The security checkpoint, is not really a security checkpoint. It is a gathering place where are the Native Lebanese people get to show off that they have a foreign passport, which they probably got by marrying some poor unaware foreign man or woman. It is customary when a Lebanese person has a foreign passport, for example American, to speak to them only in English, otherwise they will not respond. These people are on a different level than “normal” Lebanese people, because of their possession of something NOBODY else has.

Good for you, you’ve made it out of the airport. Walk outside (ignore the army of families holding balloons and flowers, waving and jumping violently) and take a deep breath! What’s that smell? Eau De Beirut of course.

Make your way to where the taxis are, kidding, they are everywhere, can’t see them? We’ll help you, a Lebanese taxi is ANY old ass Mercedes with a red license plate that has a wrinkled sweaty man in a plaid shirt holding a cigarette driving it. Get in, don’t be afraid, this is the first you’ll witness of our “hospitality”. Tell the man which place you are staying in, and he will take you there. I cannot promise that you won’t have about 150 heart attacks on your way there. During your ride with the taxi man, take some time to enjoy the beautiful sites. Bullet ridden buildings from our recent civil war, tires burning as outraged citizens welcome you in a plume of tar smoke, and best of all slumdog millionaire (the movie) is always playing LIVE in Beirut, brought to you by Syria!

You’ve arrived at the quaint old Lebanese apartment you’ve rented for your stay here. Too bad you packed so much stuff in your bags, because the electricity is  out, which means no elevator, and you’ll have to use the stairs. We promise there will be power inside the apartment, thanks to generators. Go on in, sweep up the dead cockroaches, take off your shoes, take a shower, and relax.

By now you’ve noticed that there is no hot water, and no air conditioning inside the apartment.
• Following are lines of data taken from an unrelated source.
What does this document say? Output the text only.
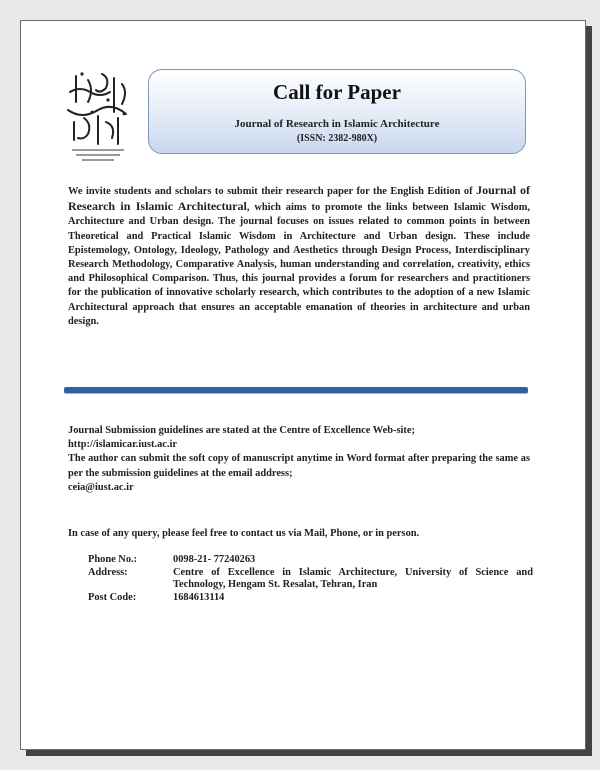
Call for Paper
Journal of Research in Islamic Architecture
(ISSN: 2382-980X)
We invite students and scholars to submit their research paper for the English Edition of Journal of Research in Islamic Architectural, which aims to promote the links between Islamic Wisdom, Architecture and Urban design. The journal focuses on issues related to common points in between Theoretical and Practical Islamic Wisdom in Architecture and Urban design. These include Epistemology, Ontology, Ideology, Pathology and Aesthetics through Design Process, Interdisciplinary Research Methodology, Comparative Analysis, human understanding and correlation, creativity, ethics and Philosophical Comparison. Thus, this journal provides a forum for researchers and practitioners for the publication of innovative scholarly research, which contributes to the adoption of a new Islamic Architectural approach that ensures an acceptable emanation of theories in architecture and urban design.

Journal Submission guidelines are stated at the Centre of Excellence Web-site;

http://islamicar.iust.ac.ir

The author can submit the soft copy of manuscript anytime in Word format after preparing the same as per the submission guidelines at the email address;

ceia@iust.ac.ir

In case of any query, please feel free to contact us via Mail, Phone, or in person.
Phone No.:	0098-21- 77240263
Address:	Centre of Excellence in Islamic Architecture, University of Science and Technology, Hengam St. Resalat, Tehran, Iran
Post Code:	1684613114
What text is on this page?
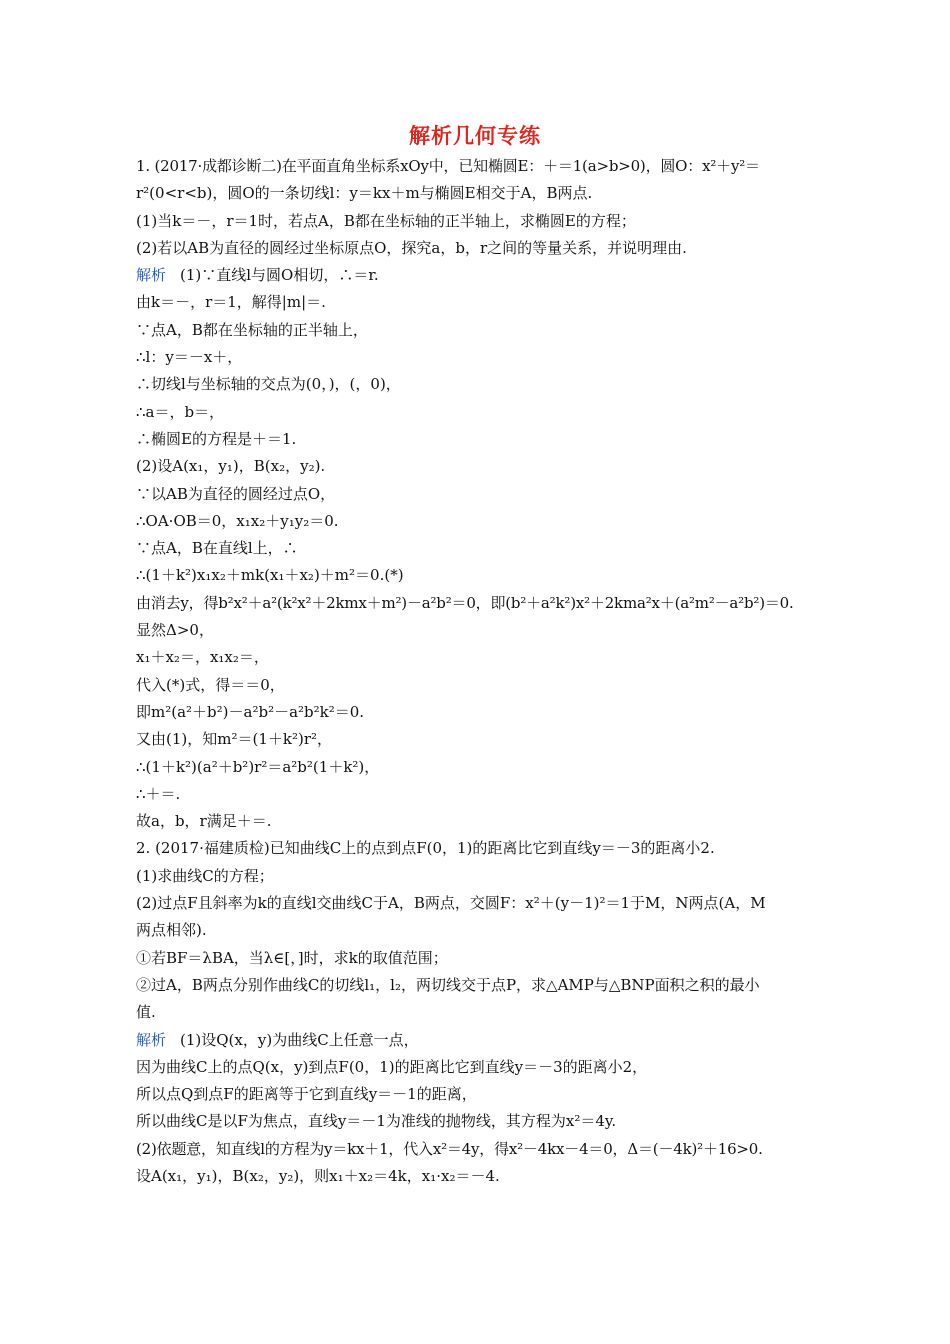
解析几何专练
1. (2017·成都诊断二)在平面直角坐标系xOy中，已知椭圆E：＋＝1(a>b>0)，圆O：x²＋y²＝
r²(0<r<b)，圆O的一条切线l：y＝kx＋m与椭圆E相交于A，B两点.
(1)当k＝－，r＝1时，若点A，B都在坐标轴的正半轴上，求椭圆E的方程；
(2)若以AB为直径的圆经过坐标原点O，探究a，b，r之间的等量关系，并说明理由.
解析 (1)∵直线l与圆O相切，∴＝r.
由k＝－，r＝1，解得|m|＝.
∵点A，B都在坐标轴的正半轴上，
∴l：y＝－x＋，
∴切线l与坐标轴的交点为(0，)，(，0)，
∴a＝，b＝，
∴椭圆E的方程是＋＝1.
(2)设A(x₁，y₁)，B(x₂，y₂).
∵以AB为直径的圆经过点O，
∴OA·OB＝0，x₁x₂＋y₁y₂＝0.
∵点A，B在直线l上，∴
∴(1＋k²)x₁x₂＋mk(x₁＋x₂)＋m²＝0.(*)
由消去y，得b²x²＋a²(k²x²＋2kmx＋m²)－a²b²＝0，即(b²＋a²k²)x²＋2kma²x＋(a²m²－a²b²)＝0.
显然Δ>0，
x₁＋x₂＝，x₁x₂＝，
代入(*)式，得＝＝0，
即m²(a²＋b²)－a²b²－a²b²k²＝0.
又由(1)，知m²＝(1＋k²)r²，
∴(1＋k²)(a²＋b²)r²＝a²b²(1＋k²)，
∴＋＝.
故a，b，r满足＋＝.
2. (2017·福建质检)已知曲线C上的点到点F(0，1)的距离比它到直线y＝－3的距离小2.
(1)求曲线C的方程；
(2)过点F且斜率为k的直线l交曲线C于A，B两点，交圆F：x²＋(y－1)²＝1于M，N两点(A，M
两点相邻).
①若BF＝λBA，当λ∈[，]时，求k的取值范围；
②过A，B两点分别作曲线C的切线l₁，l₂，两切线交于点P，求△AMP与△BNP面积之积的最小
值.
解析 (1)设Q(x，y)为曲线C上任意一点，
因为曲线C上的点Q(x，y)到点F(0，1)的距离比它到直线y＝－3的距离小2，
所以点Q到点F的距离等于它到直线y＝－1的距离，
所以曲线C是以F为焦点，直线y＝－1为准线的抛物线，其方程为x²＝4y.
(2)依题意，知直线l的方程为y＝kx＋1，代入x²＝4y，得x²－4kx－4＝0，Δ＝(－4k)²＋16>0.
设A(x₁，y₁)，B(x₂，y₂)，则x₁＋x₂＝4k，x₁·x₂＝－4.
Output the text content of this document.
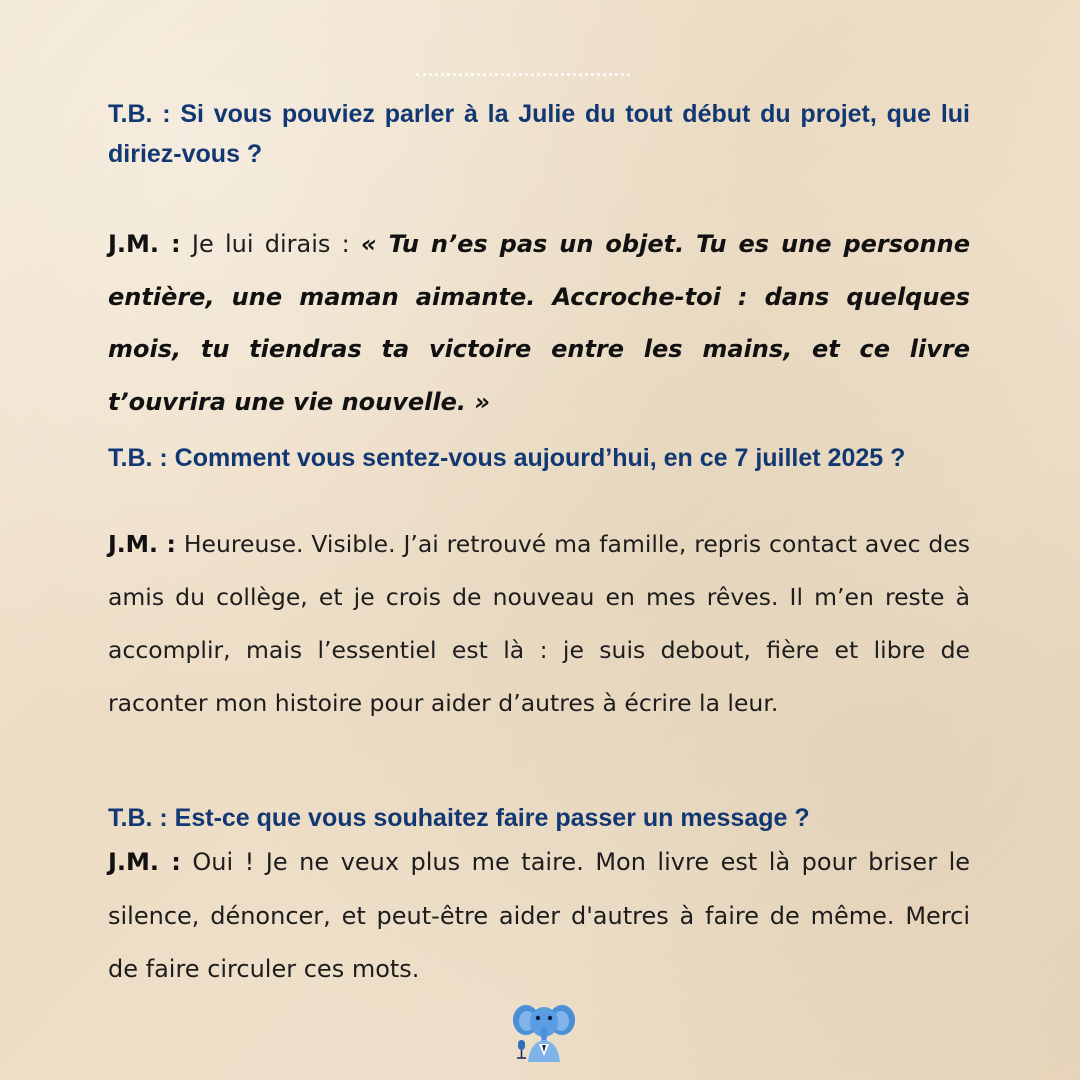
T.B. : Si vous pouviez parler à la Julie du tout début du projet, que lui diriez-vous ?

J.M. : Je lui dirais : « Tu n’es pas un objet. Tu es une personne entière, une maman aimante. Accroche-toi : dans quelques mois, tu tiendras ta victoire entre les mains, et ce livre t’ouvrira une vie nouvelle. »

T.B. : Comment vous sentez-vous aujourd’hui, en ce 7 juillet 2025 ?

J.M. : Heureuse. Visible. J’ai retrouvé ma famille, repris contact avec des amis du collège, et je crois de nouveau en mes rêves. Il m’en reste à accomplir, mais l’essentiel est là : je suis debout, fière et libre de raconter mon histoire pour aider d’autres à écrire la leur.

T.B. : Est-ce que vous souhaitez faire passer un message ?

J.M. : Oui ! Je ne veux plus me taire. Mon livre est là pour briser le silence, dénoncer, et peut-être aider d'autres à faire de même. Merci de faire circuler ces mots.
It’s going to be a long, dirty, hot night until the clock strikes midnight and the electricity comes back. It’s like a reverse Cinderella moment, you were hot, sweaty, and glued to the leather couch by your own sweat, and at the stroke of midnight, the AC came on and you finally felt alive.  Until the neighbors from upstairs decided to have a barty. Lebanese parties are a big deal, and it sounds like there is literally a nightclub above your head, and you’re about to order one big champagne. Jino w noto jino w noto, you have no idea what it means, but it’s now stuck in your head, you’re suddenly wearing an button up shirt, with an inappropriate amount of buttons undone, you’ve sprouted chest hair, and decorated yourself with all the gold, and you’re chocking on cologne.  What happened? You caught the Lebanese party bug.